Prevention is not only the best medicine for sunburn, it's absolutely necessary for healthy skin — regular use of sunscreen SPF 30 and above helps protect against skin cancer and slow down premature aging caused by photo damage. But life happens, and it can happen unpredictably; if you see your skin start to redden, get indoors or into the shade as quickly as possible and start a comprehensive sunburn care routine sooner rather than later.

Cool Off

The cold, damp towel your mom used to give you after a sunny day at the beach still works today — this simple trick cools down the skin, providing some much-needed relief in 10- or 15-minute bursts. Similarly, a soothing, cool shower or bath does the trick too. Once out of the tub, pat yourself dry and leave your skin just a little moist before applying your moisturizer.

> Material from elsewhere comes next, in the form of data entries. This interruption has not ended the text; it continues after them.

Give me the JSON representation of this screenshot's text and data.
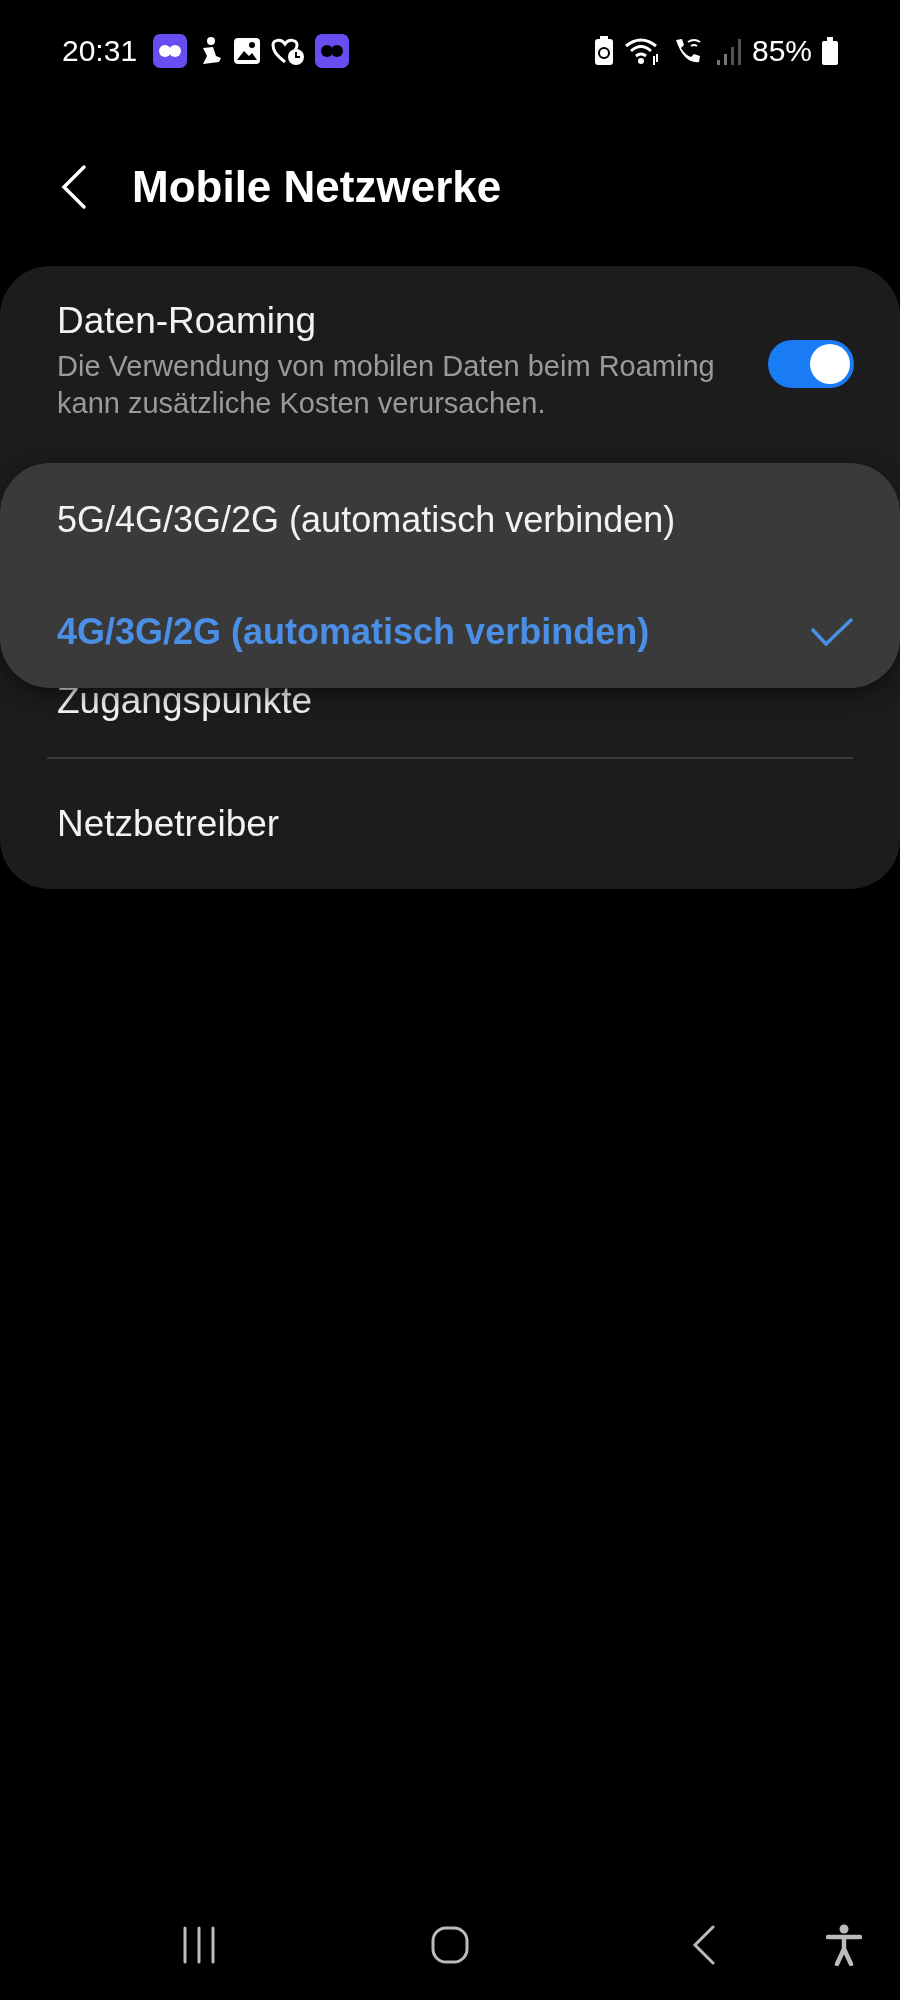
{
  "status_bar": {
    "time": "20:31",
    "battery": "85%"
  },
  "header": {
    "title": "Mobile Netzwerke"
  },
  "settings": [
    {
      "kind": "toggle",
      "title": "Daten-Roaming",
      "subtitle": "Die Verwendung von mobilen Daten beim Roaming kann zusätzliche Kosten verursachen.",
      "on": true
    },
    {
      "kind": "link",
      "title": "Zugangspunkte"
    },
    {
      "kind": "link",
      "title": "Netzbetreiber"
    }
  ],
  "popup": {
    "options": [
      {
        "label": "5G/4G/3G/2G (automatisch verbinden)",
        "selected": false
      },
      {
        "label": "4G/3G/2G (automatisch verbinden)",
        "selected": true
      }
    ]
  }
}
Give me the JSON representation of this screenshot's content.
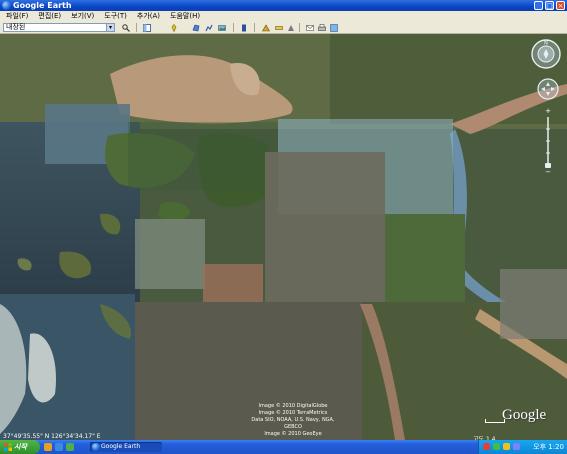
{
  "window": {
    "title": "Google Earth",
    "controls": [
      "minimize",
      "maximize",
      "close"
    ]
  },
  "menu": [
    "파일(F)",
    "편집(E)",
    "보기(V)",
    "도구(T)",
    "추가(A)",
    "도움말(H)"
  ],
  "toolbar": {
    "search_value": "내장된",
    "buttons": [
      "search-icon",
      "sidebar-icon",
      "placemark-icon",
      "polygon-icon",
      "path-icon",
      "image-overlay-icon",
      "record-tour-icon",
      "sky-icon",
      "ruler-icon",
      "email-icon",
      "print-icon",
      "maps-icon"
    ]
  },
  "map": {
    "copyright_lines": [
      "Image © 2010 DigitalGlobe",
      "Image © 2010 TerraMetrics",
      "Data SIO, NOAA, U.S. Navy, NGA, GEBCO",
      "Image © 2010 GeoEye"
    ],
    "coordinates": "37°49'35.55\" N  126°34'34.17\" E",
    "elevation_readout": "고도 1.4",
    "logo": "Google"
  },
  "taskbar": {
    "start_label": "시작",
    "task_label": "Google Earth",
    "clock": "오후 1:20"
  }
}
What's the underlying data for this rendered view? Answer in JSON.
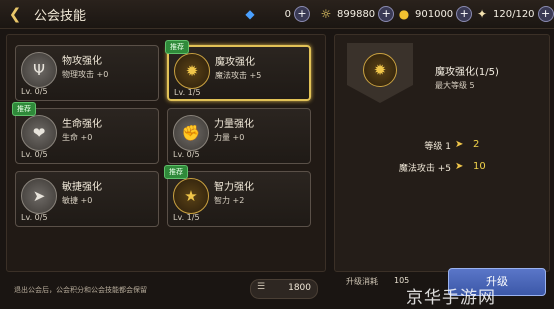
{
  "header": {
    "title": "公会技能",
    "resources": [
      {
        "icon": "crystal-icon",
        "value": "0"
      },
      {
        "icon": "coin-icon",
        "value": "899880"
      },
      {
        "icon": "gold-icon",
        "value": "901000"
      },
      {
        "icon": "stamina-icon",
        "value": "120/120"
      }
    ]
  },
  "skills": [
    {
      "name": "物攻强化",
      "desc": "物理攻击 +0",
      "level": "Lv. 0/5",
      "badge": "",
      "icon": "trident-icon"
    },
    {
      "name": "魔攻强化",
      "desc": "魔法攻击 +5",
      "level": "Lv. 1/5",
      "badge": "推荐",
      "icon": "magic-icon"
    },
    {
      "name": "生命强化",
      "desc": "生命 +0",
      "level": "Lv. 0/5",
      "badge": "推荐",
      "icon": "heart-icon"
    },
    {
      "name": "力量强化",
      "desc": "力量 +0",
      "level": "Lv. 0/5",
      "badge": "",
      "icon": "fist-icon"
    },
    {
      "name": "敏捷强化",
      "desc": "敏捷 +0",
      "level": "Lv. 0/5",
      "badge": "",
      "icon": "boot-icon"
    },
    {
      "name": "智力强化",
      "desc": "智力 +2",
      "level": "Lv. 1/5",
      "badge": "推荐",
      "icon": "candle-icon"
    }
  ],
  "detail": {
    "name": "魔攻强化(1/5)",
    "max_level": "最大等级 5",
    "stats": [
      {
        "label": "等级 1",
        "next": "2"
      },
      {
        "label": "魔法攻击 +5",
        "next": "10"
      }
    ]
  },
  "cost": {
    "label": "升级消耗",
    "value": "105"
  },
  "upgrade_label": "升级",
  "footer": {
    "notice": "退出公会后，公会积分和公会技能都会保留",
    "points": "1800"
  },
  "watermark": "京华手游网"
}
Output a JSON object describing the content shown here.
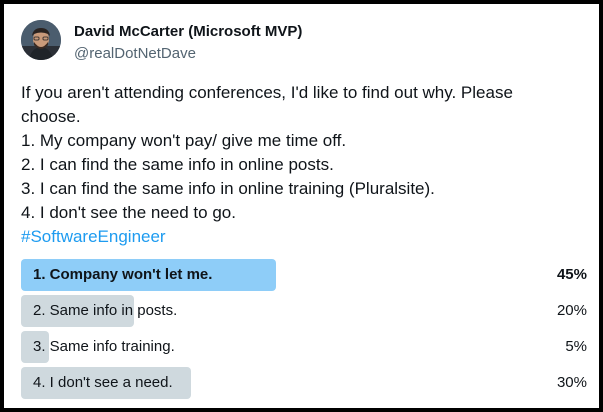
{
  "author": {
    "name": "David McCarter (Microsoft MVP)",
    "handle": "@realDotNetDave",
    "avatar_icon": "profile-photo"
  },
  "tweet": {
    "lines": [
      "If you aren't attending conferences, I'd like to find out why. Please",
      "choose.",
      "1. My company won't pay/ give me time off.",
      "2. I can find the same info in online posts.",
      "3. I can find the same info in online training (Pluralsite).",
      "4. I don't see the need to go."
    ],
    "hashtag": "#SoftwareEngineer"
  },
  "poll": {
    "options": [
      {
        "label": "1. Company won't let me.",
        "percent": "45%",
        "fraction": 0.45,
        "winner": true
      },
      {
        "label": "2. Same info in posts.",
        "percent": "20%",
        "fraction": 0.2,
        "winner": false
      },
      {
        "label": "3. Same info training.",
        "percent": "5%",
        "fraction": 0.05,
        "winner": false
      },
      {
        "label": "4. I don't see a need.",
        "percent": "30%",
        "fraction": 0.3,
        "winner": false
      }
    ],
    "colors": {
      "winner": "#8ecdf8",
      "other": "#cfd9de"
    }
  },
  "colors": {
    "hashtag": "#1d9bf0",
    "handle": "#536471",
    "text": "#0f1419"
  }
}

Hydrate Your Skin — and Yourself

When you reach for that post-shower moisturizer — a key to helping your body heal and easing dry skin — pick a water-based emollient that contains skin-soothing aloe vera or soy, as well as skin-strengthening vitamins C or E. Steer clear of potential irritants such as lidocaine or benzocaine, and avoid petroleum, which smothers skin and traps in heat. Throughout the day, increase your water intake to keep your body hydrated inside and out — feel free to spice up your hydration with juice and sports drinks too. For particularly painful spots, a bit of nonprescription hydrocortisone cream can be a big help, while anti-inflammatory ibuprofen cuts back on discomfort, redness and swelling.

What Not to Do

Never pick or pop blisters that occur as a result of sunburn. As unsightly as they are, blisters actually help along the healing process and shield your skin from infection. Likewise, don't scrub your skin roughly or peel away dry patches, both of which are bad habits that prolong the healing process. Avoid further sun exposure as your skin recuperates. If you do step outside, cover up with long, tightly knit clothes and a wide-brimmed hat, and apply a moisturizing sunscreen of SPF 30 or higher.

Read the Signs

A bad sunburn may be a sign that your UV-protection routine isn't up to par. In the future, protect your skin with sun-shielding clothing and daily application of SPF 30 sunscreen, reapplied at least every two hours. Use about an ounce of sunscreen for your entire body. If your sunburn makes you feel queasy, imbalanced or weak, visit your dermatologist as soon as possible. Blistering from your burn on more than 20 percent of the body, dry mouth, increased thirstiness, headaches, reduced urination and drowsiness are also signs of trouble — leave the treatment of serious sunburns to the professionals.

This article has been reviewed by board-certified dermatologist Dr. Emmy Graber.